On peut estimer – on l’a fait- que la beauté d’une forme est dans sa vérité, mais il y a des œuvres belles qui ne reposent que sur une fiction. Peut-on se rabattre sur une vraisemblance ? La beauté d’une forme serait alors dans le sembler-vrai. Mais hélas, il y a de belles œuvres qui sont tout sauf vrai-semblantes. Alors la beauté n’est-elle pas dans l’harmonie des formes ? Mais il y a des œuvres dissonantes ! Où chercher ? Dans le style ? Dans l’originalité ? Dans la rupture ? Ailleurs ? Partout on trouve des contre-exemples. Là réside sans doute la raison pour laquelle peu de participants au congrès de Munster se sont attaqués à la grande question des formes et pourquoi ceux qui l’ont fait ont souvent évité de rattacher leur contribution à la problématique globale de ce congrès.
Pourtant Sophie Wennerscheid nous a livré son expérience du kaléidoscope dans son article « Upside down. Kaleidoscopische Kunst bei August Strindberg, John Lennon und John Bock. » Elle définit le kaléidoscopique comme une image métaphorique, mouvementée, renversée du monde et donc comme une structure imagée faite pour attirer les créateurs. Elle découvre d’intéressants exemples chez Strindberg qui voit le monde comme une succession colorée de combinaisons variées d’objets capables de susciter le plaisir de l’imprévu. De plus, c’est « tout un mic-mac de conscient et d’inconscient (p. 343) ». Mais Strindberg n’est pas le seul depuis Héraclite à constater que tout bouge dans le monde. Il y a la célèbre chanson des Beatles, Lucie in the Sky with Diamonds et Hamsterrad de John Bocks.
De son côté, Carolin Bohn s’intéresse à la forme de la lacune dans son article, « Zur Ästhetik der Abwesenheit. Die Denk-Figur der Lücke (Adorno, Kluge, Boltanski) ». Elle y voit une esthétique de l’absence. Elle convoque donc les nouvelles de Kluge (2003), Die Lücke die der Teufel lässt et l’installation de Boltanski à Berlin en 1990 sur le lieu d’une maison juive détruite, The Missing House, installation qui attire l’attention justement sur l’absence de la maison. L’esthétique de la lacune fait donc apparaître une douloureuse absence dans différents arts et plus particulièrement en référence à la Seconde Guerre mondiale. Poétiquement il s’agit d’une figure disant et le manque et l’interprétation du manque. Ce pourrait-être une figure de pensée pour tout le vingtième siècle. Il me paraît cependant difficile de fonder une esthétique sur si peu d’exemples, même si l’on a le soutien d’un texte d’Adorno.

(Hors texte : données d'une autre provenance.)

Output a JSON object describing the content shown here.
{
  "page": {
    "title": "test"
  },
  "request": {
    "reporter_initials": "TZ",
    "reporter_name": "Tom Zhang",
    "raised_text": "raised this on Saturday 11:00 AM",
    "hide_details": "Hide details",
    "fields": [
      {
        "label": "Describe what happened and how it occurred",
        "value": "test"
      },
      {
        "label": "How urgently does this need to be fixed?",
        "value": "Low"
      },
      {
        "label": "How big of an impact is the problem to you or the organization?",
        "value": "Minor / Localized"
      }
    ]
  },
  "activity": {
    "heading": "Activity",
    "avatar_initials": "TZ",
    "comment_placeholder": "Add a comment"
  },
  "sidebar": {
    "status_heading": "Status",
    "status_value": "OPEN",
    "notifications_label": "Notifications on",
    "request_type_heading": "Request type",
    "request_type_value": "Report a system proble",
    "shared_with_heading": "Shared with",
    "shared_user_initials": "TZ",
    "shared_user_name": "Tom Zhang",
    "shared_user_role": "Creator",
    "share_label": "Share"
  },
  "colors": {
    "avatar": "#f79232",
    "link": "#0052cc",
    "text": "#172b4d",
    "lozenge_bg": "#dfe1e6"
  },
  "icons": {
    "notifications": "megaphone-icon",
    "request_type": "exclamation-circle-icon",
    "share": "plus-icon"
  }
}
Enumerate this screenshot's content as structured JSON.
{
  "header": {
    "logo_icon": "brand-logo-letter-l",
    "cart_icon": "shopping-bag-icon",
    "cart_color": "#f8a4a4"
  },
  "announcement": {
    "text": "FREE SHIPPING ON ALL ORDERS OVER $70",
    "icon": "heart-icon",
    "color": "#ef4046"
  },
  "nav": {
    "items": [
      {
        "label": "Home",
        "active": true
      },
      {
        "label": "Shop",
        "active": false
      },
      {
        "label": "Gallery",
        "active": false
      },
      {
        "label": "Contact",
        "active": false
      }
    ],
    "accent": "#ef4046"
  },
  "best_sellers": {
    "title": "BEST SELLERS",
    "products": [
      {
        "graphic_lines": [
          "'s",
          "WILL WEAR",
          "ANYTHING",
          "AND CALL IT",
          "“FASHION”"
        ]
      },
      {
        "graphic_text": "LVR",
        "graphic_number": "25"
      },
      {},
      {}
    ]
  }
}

Ulrich Ernst s’attaque dans « Bauformen der Musik als Vorbilder für literarische Tektonik. Zur Ästhetik des Hybriden am Beispiel von Fuge und Symphonie », à l’excellente question des formes trans-artistiques. Il nous donne d’abord une intéressante bibliographie d’œuvres dans lesquelles, comme dans Point counter point, d’Aldous Huxley se trouvent des renvois à la fugue comme dans l’admirable Todesfuge de Paul Celan. Suit une seconde bibliographie consacrée au modèle formel de la symphonie. Il y a donc tout un ensemble d’œuvres qui témoignent d’une « tectonique musicale (p. 170) » passionnante à étudier le jour où l’on montrera dans le détail comment cela prouve la fraternité des arts ».
On voit combien il est difficile de relier des formes précises à la problématique générale des formes et au-delà à celle de l’art, mais l’avantage de ces cas spécifiques et réels est de nous rappeler qu’il y a des formes dans la nature et des formes dans l’esprit. L’esprit possède un sens des formes. Il modélise avec ses moyens propres ce qu’il voit dans la nature. Et il le fait géométriquement, symboliquement, affectivement, dynamiquement et intellectuellement. Ensuite, en artiste, il invente des formes nouvelles qui s’inspirent à la fois du modèle de la nature et de celui de l’esprit. Selon les époques et les goûts, il y a des canons plus ou moins mimétiques. Il est donc vraiment très difficile de partir des formes pour trouver l’universel de l’art.
Les techniques
On se sert en art de techniques trans-artistiques qui peuvent revendiquer un rôle important dans la recherche de concepts clairs en vue d’une esthétique universelle. Dans « Wie ein Gehirn im Tank. Die metaphysische Dimension des Transmedialen Phänomen « metalepse », Sonja Klimek choisit l’un des plus modernes et des plus travaillés, la métalepse. Il ne s’agit pas, selon elle, d’une simple figure de rhétorique, mais dans le sillage des travaux de Genette d’un ensemble d’entorses à la logique de la représentation. Elle donne en exemple le cas du personnage de théâtre qui rejoint le public, de personnages de bandes dessinées qui en sortent pour prendre leur créateur à partie ou de lecteurs qui entrent dans le roman qu’ils sont en train de lire. Elle conclut que la métalepse est « un phénomène fictionnel interne traversant les frontières « sacrées » séparant le plan de la représentation et celui du représenté (p. 363) ».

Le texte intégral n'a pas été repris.